In some cases, you may want to have one or more forests that contain accounts and a separate resource forest for your Exchange organization. Although configuring a separate resource forest provides clear separation between accounts and your Exchange organization, it requires a great deal of predeployment planning and additional work to maintain. In the Exchange forest, you must disable any user accounts with mailboxes and then associate these disabled user accounts, and all other user accounts, with the user accounts in your other forests. To do this, you must install Microsoft Integration Identity Server 2003 or later, or the Identity Integration Feature Pack 1a or later for Microsoft Windows Server Active Directory and then use its GAL Synchronization feature to create mail-enabled contacts that represent recipients from other forests.

To transition from a single forest organization to a resource forest organization, follow these steps:

1. Create a new Active Directory forest, and then create a one-way, outgoing forest trust from this forest to your existing forest. This ensures that the Exchange Server 2007 resource forest trusts the existing forest. You will need the trust so that you can move mailboxes from servers in the existing forest to servers in the Exchange Server 2007 forest.
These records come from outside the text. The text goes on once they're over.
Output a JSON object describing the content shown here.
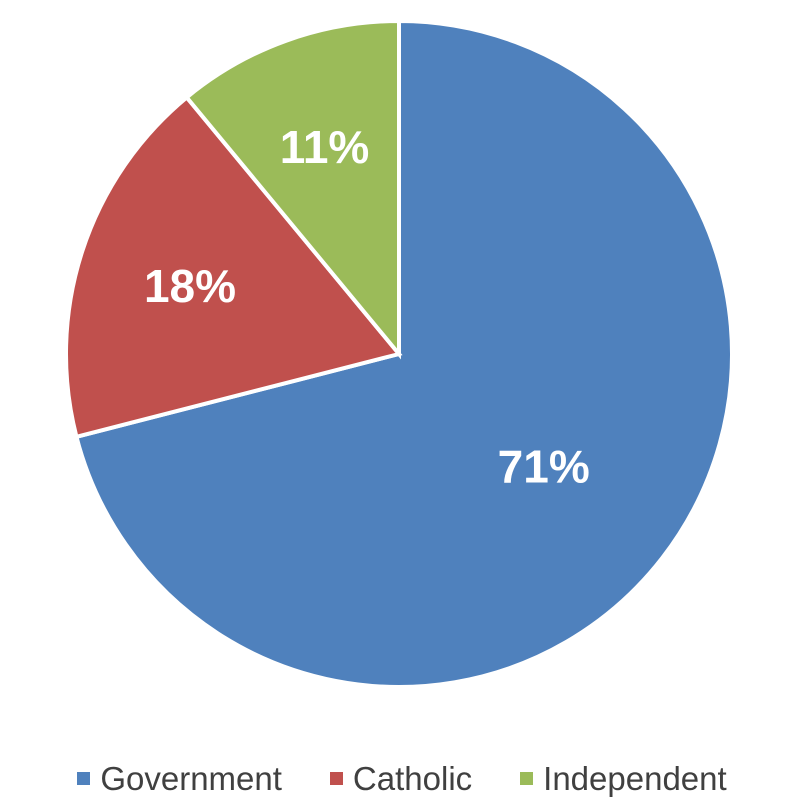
{
  "chart_data": {
    "type": "pie",
    "categories": [
      "Government",
      "Catholic",
      "Independent"
    ],
    "values": [
      71,
      18,
      11
    ],
    "data_labels": [
      "71%",
      "18%",
      "11%"
    ],
    "colors": [
      "#4F81BD",
      "#C0504D",
      "#9BBB59"
    ],
    "start_angle_deg": 0,
    "direction": "clockwise",
    "legend_position": "bottom",
    "title": ""
  }
}
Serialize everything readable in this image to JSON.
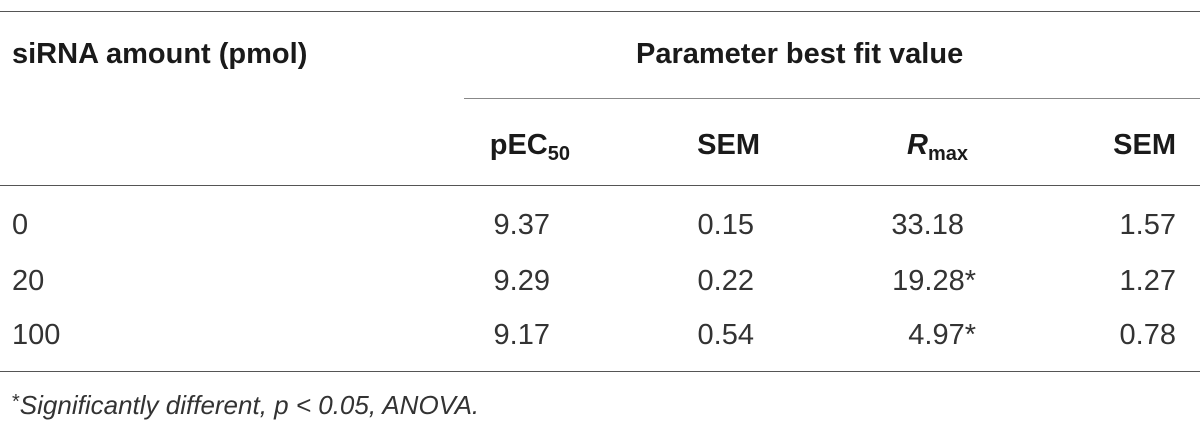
{
  "table": {
    "row_header": "siRNA amount (pmol)",
    "group_header": "Parameter best fit value",
    "columns": {
      "pec50_base": "pEC",
      "pec50_sub": "50",
      "sem1": "SEM",
      "rmax_base": "R",
      "rmax_sub": "max",
      "sem2": "SEM"
    },
    "rows": [
      {
        "amount": "0",
        "pec50": "9.37",
        "sem1": "0.15",
        "rmax": "33.18",
        "sem2": "1.57"
      },
      {
        "amount": "20",
        "pec50": "9.29",
        "sem1": "0.22",
        "rmax": "19.28*",
        "sem2": "1.27"
      },
      {
        "amount": "100",
        "pec50": "9.17",
        "sem1": "0.54",
        "rmax": "4.97*",
        "sem2": "0.78"
      }
    ]
  },
  "footnote": {
    "marker": "*",
    "text": "Significantly different, p < 0.05, ANOVA."
  }
}
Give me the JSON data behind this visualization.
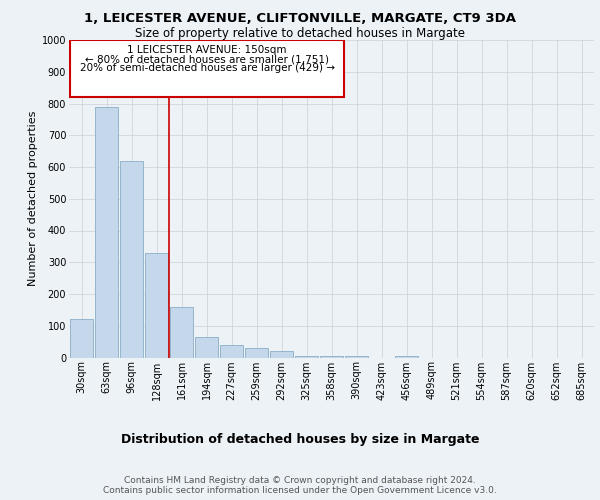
{
  "title1": "1, LEICESTER AVENUE, CLIFTONVILLE, MARGATE, CT9 3DA",
  "title2": "Size of property relative to detached houses in Margate",
  "xlabel": "Distribution of detached houses by size in Margate",
  "ylabel": "Number of detached properties",
  "categories": [
    "30sqm",
    "63sqm",
    "96sqm",
    "128sqm",
    "161sqm",
    "194sqm",
    "227sqm",
    "259sqm",
    "292sqm",
    "325sqm",
    "358sqm",
    "390sqm",
    "423sqm",
    "456sqm",
    "489sqm",
    "521sqm",
    "554sqm",
    "587sqm",
    "620sqm",
    "652sqm",
    "685sqm"
  ],
  "values": [
    120,
    790,
    620,
    330,
    160,
    65,
    40,
    30,
    20,
    5,
    5,
    5,
    0,
    5,
    0,
    0,
    0,
    0,
    0,
    0,
    0
  ],
  "bar_color": "#c5d8eb",
  "bar_edge_color": "#8aaec8",
  "vline_x": 3.5,
  "vline_color": "#cc0000",
  "annotation_line1": "1 LEICESTER AVENUE: 150sqm",
  "annotation_line2": "← 80% of detached houses are smaller (1,751)",
  "annotation_line3": "20% of semi-detached houses are larger (429) →",
  "annotation_box_color": "#ffffff",
  "annotation_box_edge_color": "#cc0000",
  "ylim": [
    0,
    1000
  ],
  "yticks": [
    0,
    100,
    200,
    300,
    400,
    500,
    600,
    700,
    800,
    900,
    1000
  ],
  "background_color": "#edf2f7",
  "grid_color": "#c8d0d8",
  "footer_text": "Contains HM Land Registry data © Crown copyright and database right 2024.\nContains public sector information licensed under the Open Government Licence v3.0.",
  "title1_fontsize": 9.5,
  "title2_fontsize": 8.5,
  "xlabel_fontsize": 9,
  "ylabel_fontsize": 8,
  "tick_fontsize": 7,
  "annotation_fontsize": 7.5,
  "footer_fontsize": 6.5
}
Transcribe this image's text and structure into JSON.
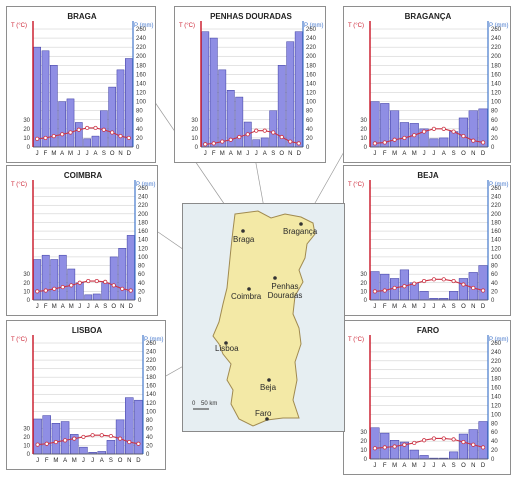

2. In the Exchange Server 2007 forest, install Exchange Server 2007 on new hardware, and make it a member of the appropriate domain in this forest. At a minimum, you should install the Client Access Server role, the Hub Transport Server role, and the Mailbox Server role. You can install these roles on a single server or on multiple servers. If you plan to have an Edge Transport server in your Exchange Server 2007 organization, you must install the Edge Transport Server role on a separate computer.

3. Move all mailboxes from the existing forest to the Exchange Server 2007 forest. You must move all mailboxes. If you do not move all mailboxes, you will be in an unsupported hybrid forest scenario.

4. Follow steps 3 through 5 from the procedure previously described under "Transitioning to Exchange Server 2007."